Ford provided copious reports from his psychiatrist and psychotherapist for both phases of his benefit application. Cigna found them full of contradictions, a situation that grew more complex when Ford’s psychiatrist had him tested by a neuropsychologist. At some points in their reports, the two original providers described Ford as depressed, confused, hopeless, helpless, and unable to concentrate. At other points and on other dates, all three doctors described Ford in much more upbeat terms.
Cigna decided that Ford was not disabled, and he appealed—twice. Twice, Cigna had independent physicians review all the records and notes; they pronounced Ford capable of working in any capacity. Finally, Ford sued.
In federal district court, a judge reviewed the case and ruled entirely in Ford’s favor, for several reasons, including that Cigna had paid more attention to nontreating doctors’ opinions, that it had a conflict of interest in trying to save Lucent money, and that it had not assessed Ford’s capabilities under the 60 percent provision. Lucent and Cigna appealed to the 3rd Circuit, which covers Delaware, New Jersey, and Pennsylvania.

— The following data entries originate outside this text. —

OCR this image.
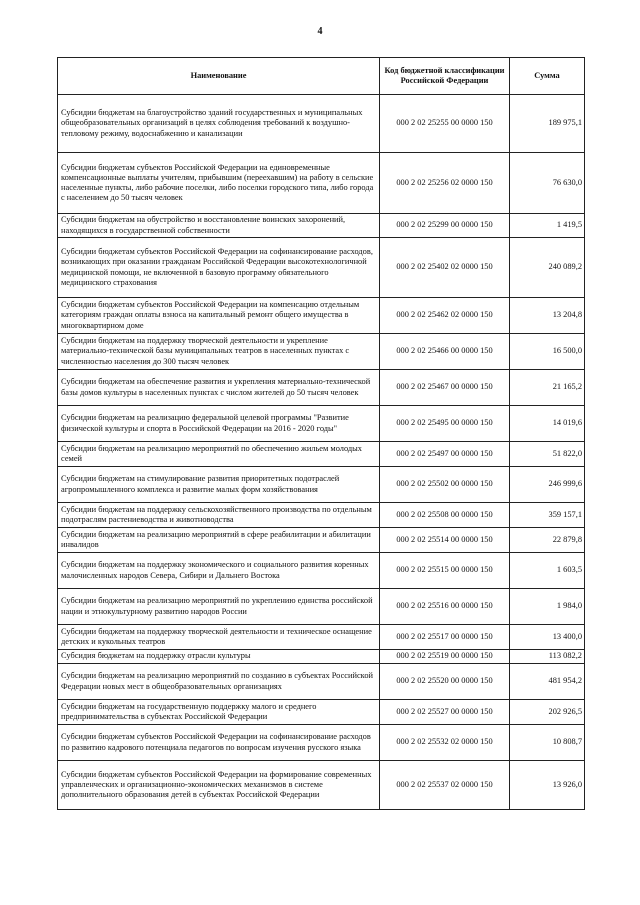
4
Наименование	Код бюджетной классификации Российской Федерации	Сумма
Субсидии бюджетам на благоустройство зданий государственных и муниципальных общеобразовательных организаций в целях соблюдения требований к воздушно-тепловому режиму, водоснабжению и канализации	000 2 02 25255 00 0000 150	189 975,1
Субсидии бюджетам субъектов Российской Федерации на единовременные компенсационные выплаты учителям, прибывшим (переехавшим) на работу в сельские населенные пункты, либо рабочие поселки, либо поселки городского типа, либо города с населением до 50 тысяч человек	000 2 02 25256 02 0000 150	76 630,0
Субсидии бюджетам на обустройство и восстановление воинских захоронений, находящихся в государственной собственности	000 2 02 25299 00 0000 150	1 419,5
Субсидии бюджетам субъектов Российской Федерации на софинансирование расходов, возникающих при оказании гражданам Российской Федерации высокотехнологичной медицинской помощи, не включенной в базовую программу обязательного медицинского страхования	000 2 02 25402 02 0000 150	240 089,2
Субсидии бюджетам субъектов Российской Федерации на компенсацию отдельным категориям граждан оплаты взноса на капитальный ремонт общего имущества в многоквартирном доме	000 2 02 25462 02 0000 150	13 204,8
Субсидии бюджетам на поддержку творческой деятельности и укрепление материально-технической базы муниципальных театров в населенных пунктах с численностью населения до 300 тысяч человек	000 2 02 25466 00 0000 150	16 500,0
Субсидии бюджетам на обеспечение развития и укрепления материально-технической базы домов культуры в населенных пунктах с числом жителей до 50 тысяч человек	000 2 02 25467 00 0000 150	21 165,2
Субсидии бюджетам на реализацию федеральной целевой программы "Развитие физической культуры и спорта в Российской Федерации на 2016 - 2020 годы"	000 2 02 25495 00 0000 150	14 019,6
Субсидии бюджетам на реализацию мероприятий по обеспечению жильем молодых семей	000 2 02 25497 00 0000 150	51 822,0
Субсидии бюджетам на стимулирование развития приоритетных подотраслей агропромышленного комплекса и развитие малых форм хозяйствования	000 2 02 25502 00 0000 150	246 999,6
Субсидии бюджетам на поддержку сельскохозяйственного производства по отдельным подотраслям растениеводства и животноводства	000 2 02 25508 00 0000 150	359 157,1
Субсидии бюджетам на реализацию мероприятий в сфере реабилитации и абилитации инвалидов	000 2 02 25514 00 0000 150	22 879,8
Субсидии бюджетам на поддержку экономического и социального развития коренных малочисленных народов Севера, Сибири и Дальнего Востока	000 2 02 25515 00 0000 150	1 603,5
Субсидии бюджетам на реализацию мероприятий по укреплению единства российской нации и этнокультурному развитию народов России	000 2 02 25516 00 0000 150	1 984,0
Субсидии бюджетам на поддержку творческой деятельности и техническое оснащение детских и кукольных театров	000 2 02 25517 00 0000 150	13 400,0
Субсидия бюджетам на поддержку отрасли культуры	000 2 02 25519 00 0000 150	113 082,2
Субсидии бюджетам на реализацию мероприятий по созданию в субъектах Российской Федерации новых мест в общеобразовательных организациях	000 2 02 25520 00 0000 150	481 954,2
Субсидии бюджетам на государственную поддержку малого и среднего предпринимательства в субъектах Российской Федерации	000 2 02 25527 00 0000 150	202 926,5
Субсидии бюджетам субъектов Российской Федерации на софинансирование расходов по развитию кадрового потенциала педагогов по вопросам изучения русского языка	000 2 02 25532 02 0000 150	10 808,7
Субсидии бюджетам субъектов Российской Федерации на формирование современных управленческих и организационно-экономических механизмов в системе дополнительного образования детей в субъектах Российской Федерации	000 2 02 25537 02 0000 150	13 926,0
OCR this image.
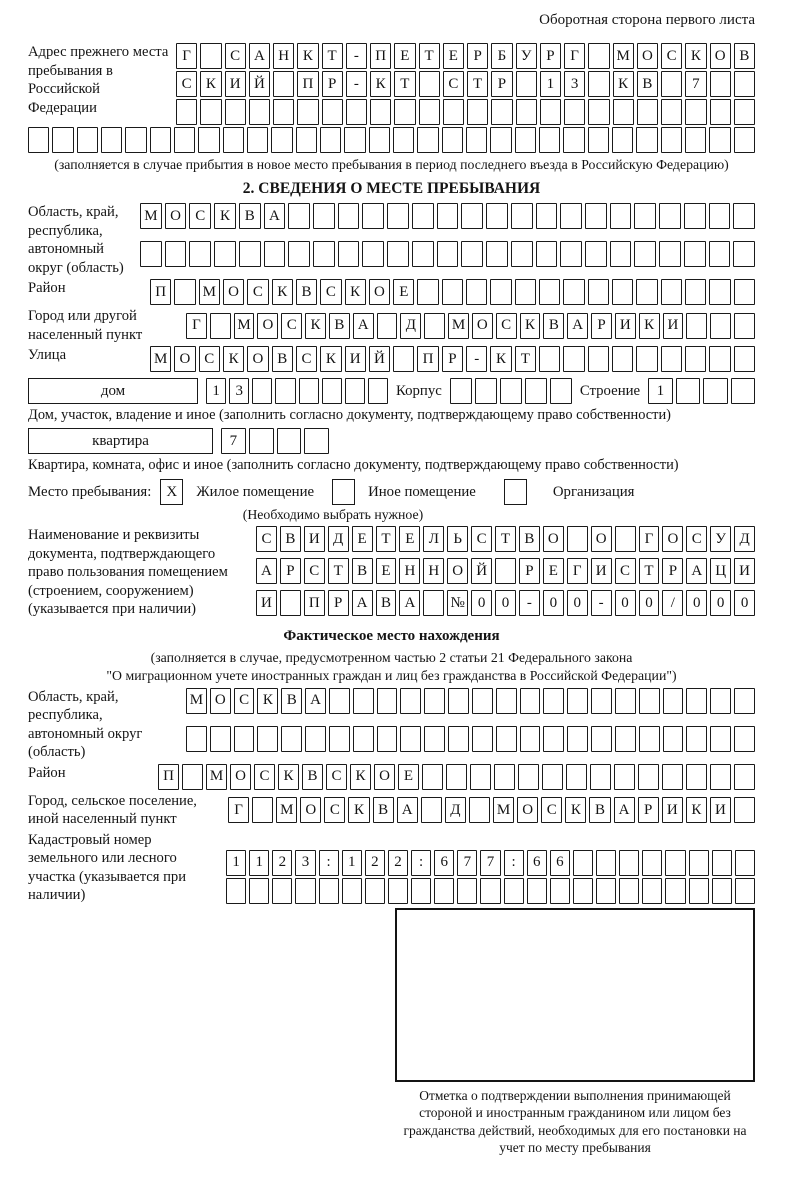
Оборотная сторона первого листа
Адрес прежнего места пребывания в Российской Федерации
Г	С А Н К Т	-	П Е	Т	Е	Р	Б У Р	Г	М О С К О В
С К И Й	П Р	-	К Т	С Т	Р	1	3	К В	7
(заполняется в случае прибытия в новое место пребывания в период последнего въезда в Российскую Федерацию)
2. СВЕДЕНИЯ О МЕСТЕ ПРЕБЫВАНИЯ
Область, край, республика, автономный округ (область)
М О С К В А
Район	П	М О С К В С К О Е
Город или другой населенный пункт
Г	М О С К В А	Д	М О С К В А Р И К И
Улица	М О С К О В С К И Й	П Р	-	К Т
дом	1	3	Корпус	Строение	1
Дом, участок, владение и иное (заполнить согласно документу, подтверждающему право собственности)
квартира	7
Квартира, комната, офис и иное (заполнить согласно документу, подтверждающему право собственности)
Место пребывания:	X	Жилое помещение	Иное помещение	Организация
(Необходимо выбрать нужное)
Наименование и реквизиты документа, подтверждающего право пользования помещением (строением, сооружением) (указывается при наличии)
С В И Д Е Т Е Л Ь С Т В О	О	Г О С У Д
А Р С Т В Е Н Н О Й	Р	Е Г И С Т	Р А Ц И
И	П Р А В А	№ 0	0	-	0	0	-	0	0	/	0	0	0
Фактическое место нахождения
(заполняется в случае, предусмотренном частью 2 статьи 21 Федерального закона
"О миграционном учете иностранных граждан и лиц без гражданства в Российской Федерации")
Область, край, республика, автономный округ (область)
М О С К В А
Район	П	М О С К В С К О Е
Город, сельское поселение, иной населенный пункт
Г	М О С К В А	Д	М О С К В А Р И К И
Кадастровый номер земельного или лесного участка (указывается при наличии)
1	1	2	3	:	1	2	2	:	6	7	7	:	6	6
Отметка о подтверждении выполнения принимающей стороной и иностранным гражданином или лицом без гражданства действий, необходимых для его постановки на учет по месту пребывания
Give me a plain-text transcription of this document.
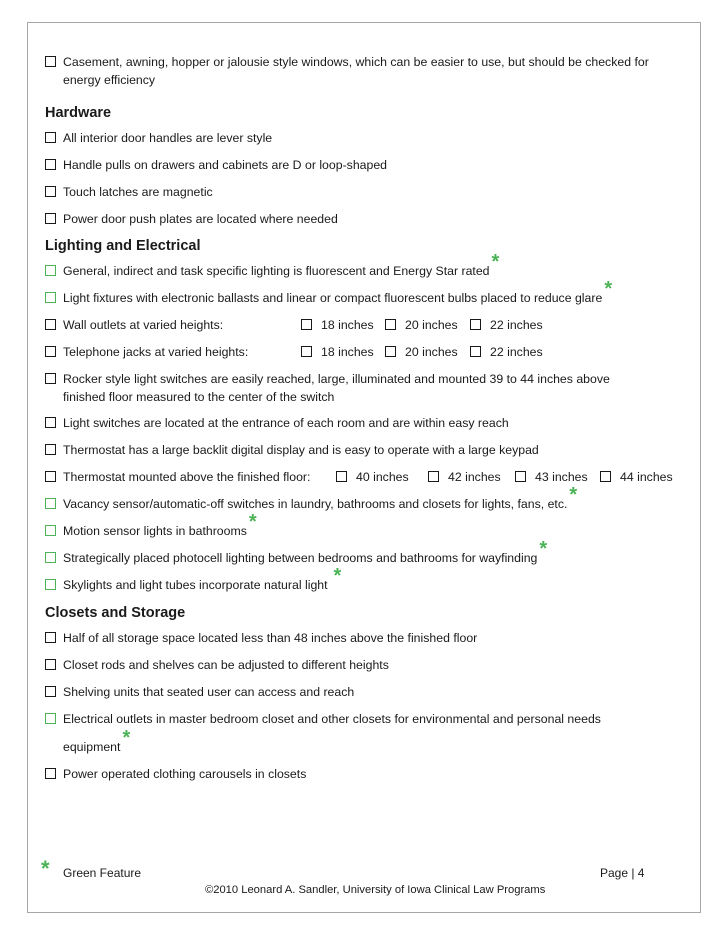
Casement, awning, hopper or jalousie style windows, which can be easier to use, but should be checked for
energy efficiency
Hardware
All interior door handles are lever style
Handle pulls on drawers and cabinets are D or loop-shaped
Touch latches are magnetic
Power door push plates are located where needed
Lighting and Electrical
General, indirect and task specific lighting is fluorescent and Energy Star rated *
Light fixtures with electronic ballasts and linear or compact fluorescent bulbs placed to reduce glare *
Wall outlets at varied heights:	18 inches	20 inches	22 inches
Telephone jacks at varied heights:	18 inches	20 inches	22 inches
Rocker style light switches are easily reached, large, illuminated and mounted 39 to 44 inches above
finished floor measured to the center of the switch
Light switches are located at the entrance of each room and are within easy reach
Thermostat has a large backlit digital display and is easy to operate with a large keypad
Thermostat mounted above the finished floor:	40 inches	42 inches	43 inches	44 inches
Vacancy sensor/automatic-off switches in laundry, bathrooms and closets for lights, fans, etc. *
Motion sensor lights in bathrooms *
Strategically placed photocell lighting between bedrooms and bathrooms for wayfinding *
Skylights and light tubes incorporate natural light *
Closets and Storage
Half of all storage space located less than 48 inches above the finished floor
Closet rods and shelves can be adjusted to different heights
Shelving units that seated user can access and reach
Electrical outlets in master bedroom closet and other closets for environmental and personal needs
equipment *
Power operated clothing carousels in closets
* Green Feature	Page | 4
©2010 Leonard A. Sandler, University of Iowa Clinical Law Programs
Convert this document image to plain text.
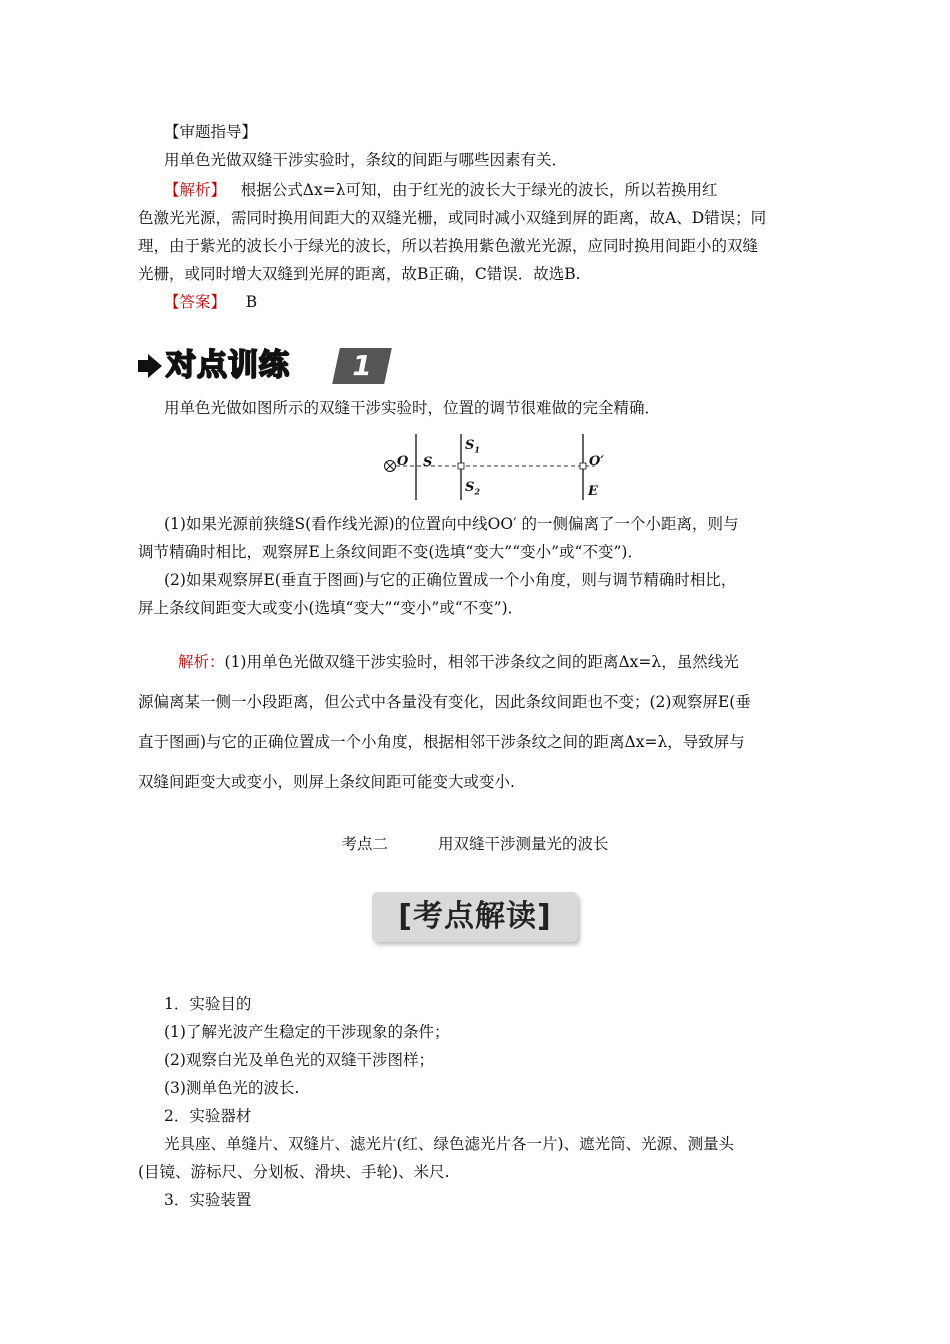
【审题指导】
用单色光做双缝干涉实验时，条纹的间距与哪些因素有关．
【解析】 根据公式Δx=λ可知，由于红光的波长大于绿光的波长，所以若换用红
色激光光源，需同时换用间距大的双缝光栅，或同时减小双缝到屏的距离，故A、D错误；同
理，由于紫光的波长小于绿光的波长，所以若换用紫色激光光源，应同时换用间距小的双缝
光栅，或同时增大双缝到光屏的距离，故B正确，C错误．故选B.
【答案】 B
对点训练	1
用单色光做如图所示的双缝干涉实验时，位置的调节很难做的完全精确．
O S
$S_1$
$S_2$
O′
E
(1)如果光源前狭缝S(看作线光源)的位置向中线OO′ 的一侧偏离了一个小距离，则与
调节精确时相比，观察屏E上条纹间距不变(选填“变大”“变小”或“不变”)．
(2)如果观察屏E(垂直于图画)与它的正确位置成一个小角度，则与调节精确时相比，
屏上条纹间距变大或变小(选填“变大”“变小”或“不变”)．
解析：(1)用单色光做双缝干涉实验时，相邻干涉条纹之间的距离Δx=λ，虽然线光
源偏离某一侧一小段距离，但公式中各量没有变化，因此条纹间距也不变；(2)观察屏E(垂
直于图画)与它的正确位置成一个小角度，根据相邻干涉条纹之间的距离Δx=λ，导致屏与
双缝间距变大或变小，则屏上条纹间距可能变大或变小.
考点二	用双缝干涉测量光的波长
[考点解读]
1．实验目的
(1)了解光波产生稳定的干涉现象的条件；
(2)观察白光及单色光的双缝干涉图样；
(3)测单色光的波长.
2．实验器材
光具座、单缝片、双缝片、滤光片(红、绿色滤光片各一片)、遮光筒、光源、测量头
(目镜、游标尺、分划板、滑块、手轮)、米尺.
3．实验装置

What the court said. Appellate judges reviewed previous rulings on benefits governed by the Employee Retirement Income Security Act (ERISA). And, they overturned most of the district judge’s decisions. They said the 60 percent provision wasn’t relevant, since Cigna believed Ford could do his former job. One remaining issue was Cigna’s conflict of interest—whether it tried too hard to save money in order to compete in the administrator market more effectively. Judges sent that issue back to the district court. Funk v. Cigna and Lucent Technologies, U.S. Court of Appeals for the 3rd Circuit, No. 10-3936 (2011).
Point to remember: It is clearly far more difficult to assess mental disabilities and capabilities than physical ones, with fewer metrics available.